Читать «Лунная походка» онлайн - страница 33

Сергей Михайлович Нефедов

Он засмеялся и вышел.

– Эх вы!

Он шел по коридору и пел. И еще долго доносился его голос из уходящего в неизвестность коридора.

III. Неизглаголенное

Неизглаголенное

Промелькнули лица, мысли. Чувствую напряжение в области шеи и узнаю необъяснимое состояние власти над необъяснимым, которое должно войти, прорваться, стать. Раньше, давно, тогда еще; все это со мной, во мне, движет мной как посредником. Стихи, стихия, наплыв, шквал, волна подходит, ты остался там, в невыразимой попытке сказать о невыразимом. Что остается?
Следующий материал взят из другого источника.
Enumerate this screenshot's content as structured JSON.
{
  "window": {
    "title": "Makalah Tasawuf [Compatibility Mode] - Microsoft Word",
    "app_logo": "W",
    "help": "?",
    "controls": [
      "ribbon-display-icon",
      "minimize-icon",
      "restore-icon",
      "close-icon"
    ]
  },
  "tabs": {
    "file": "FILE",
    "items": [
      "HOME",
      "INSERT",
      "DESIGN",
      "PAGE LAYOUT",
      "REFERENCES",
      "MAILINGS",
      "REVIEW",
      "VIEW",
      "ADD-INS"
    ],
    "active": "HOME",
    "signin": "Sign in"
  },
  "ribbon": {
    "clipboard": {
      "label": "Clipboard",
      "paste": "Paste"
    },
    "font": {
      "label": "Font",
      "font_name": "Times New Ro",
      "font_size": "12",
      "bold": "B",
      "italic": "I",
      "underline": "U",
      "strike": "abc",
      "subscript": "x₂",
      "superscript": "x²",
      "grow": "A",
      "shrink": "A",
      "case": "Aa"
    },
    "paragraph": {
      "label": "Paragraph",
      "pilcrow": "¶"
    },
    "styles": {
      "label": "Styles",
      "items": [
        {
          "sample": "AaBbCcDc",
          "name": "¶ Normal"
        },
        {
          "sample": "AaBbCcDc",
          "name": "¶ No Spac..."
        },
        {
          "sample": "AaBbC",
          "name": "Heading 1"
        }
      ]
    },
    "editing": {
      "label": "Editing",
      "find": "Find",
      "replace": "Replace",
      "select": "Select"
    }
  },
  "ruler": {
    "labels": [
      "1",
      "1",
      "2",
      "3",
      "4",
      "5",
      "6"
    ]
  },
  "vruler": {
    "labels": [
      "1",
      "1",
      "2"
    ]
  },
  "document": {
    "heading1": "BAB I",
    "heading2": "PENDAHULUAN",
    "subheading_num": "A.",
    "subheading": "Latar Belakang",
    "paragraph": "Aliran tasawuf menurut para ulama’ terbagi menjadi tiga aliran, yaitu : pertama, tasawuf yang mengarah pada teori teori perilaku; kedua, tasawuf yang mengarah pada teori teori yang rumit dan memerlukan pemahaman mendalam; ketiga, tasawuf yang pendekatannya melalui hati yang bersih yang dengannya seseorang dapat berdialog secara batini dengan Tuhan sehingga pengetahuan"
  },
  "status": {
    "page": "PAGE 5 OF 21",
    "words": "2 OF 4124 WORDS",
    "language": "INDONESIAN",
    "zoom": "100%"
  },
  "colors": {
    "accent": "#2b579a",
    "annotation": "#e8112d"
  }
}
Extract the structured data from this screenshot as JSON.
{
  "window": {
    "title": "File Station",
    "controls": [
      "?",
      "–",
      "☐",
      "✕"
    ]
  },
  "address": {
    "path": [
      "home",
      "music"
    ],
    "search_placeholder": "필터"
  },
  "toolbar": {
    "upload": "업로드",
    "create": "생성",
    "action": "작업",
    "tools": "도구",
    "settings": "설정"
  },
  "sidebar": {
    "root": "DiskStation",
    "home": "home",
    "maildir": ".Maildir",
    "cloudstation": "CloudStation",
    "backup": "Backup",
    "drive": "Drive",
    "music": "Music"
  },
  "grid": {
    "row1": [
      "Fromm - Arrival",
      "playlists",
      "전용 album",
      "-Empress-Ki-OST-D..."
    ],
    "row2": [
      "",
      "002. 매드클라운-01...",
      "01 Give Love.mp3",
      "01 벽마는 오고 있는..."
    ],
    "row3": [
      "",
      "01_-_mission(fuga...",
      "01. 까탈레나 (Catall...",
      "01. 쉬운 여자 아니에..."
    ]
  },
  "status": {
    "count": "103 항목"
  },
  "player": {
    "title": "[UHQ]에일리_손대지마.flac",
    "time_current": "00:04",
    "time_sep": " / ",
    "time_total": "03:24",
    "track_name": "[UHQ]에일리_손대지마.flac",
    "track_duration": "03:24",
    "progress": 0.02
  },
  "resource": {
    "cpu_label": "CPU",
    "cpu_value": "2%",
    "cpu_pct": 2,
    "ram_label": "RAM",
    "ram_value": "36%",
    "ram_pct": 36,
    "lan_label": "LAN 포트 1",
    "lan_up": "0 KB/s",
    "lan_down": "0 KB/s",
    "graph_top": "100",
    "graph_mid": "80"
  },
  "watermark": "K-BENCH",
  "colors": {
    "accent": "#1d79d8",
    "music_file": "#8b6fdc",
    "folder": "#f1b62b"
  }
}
Я не понимаю, зачем мучить себя?

Так ведь это и есть самопервейший кайф.

Там

А может наш опыт не то совсем, чем нам кажется. Он образует нас для развития, идущего дальше нашей жизни. Ведь если мало пригодится наше развитие нам здесь, то зреет вывод: значит – там. Ведь без там мы становимся никем.

Плеск

Весь подоконник в цветах, за окном тенистая река, слышен плеск весел, блики света играют с листвой, тяжелые георгины с гудящей пчелой, в банке красные рыбки лениво шевелят хвостами. Мы садимся в лодку, отчаливаем, оставив дом, над нами щебет птиц да плеск весел.

Все дальше и дальше, и нам кажется: вот за этой завесой благоуханных ветвей откроется нечто, от чего на сердце торжественный плеск.

Печаль

Как приятно грустить, погружаясь в глубину меланхолии, ни с кем не общаясь, тихо слушать мерный ход мыслей, чувствовать себя полностью побежденным жизнью, ходом времени, отжившим, отзвеневшим, облетевшим.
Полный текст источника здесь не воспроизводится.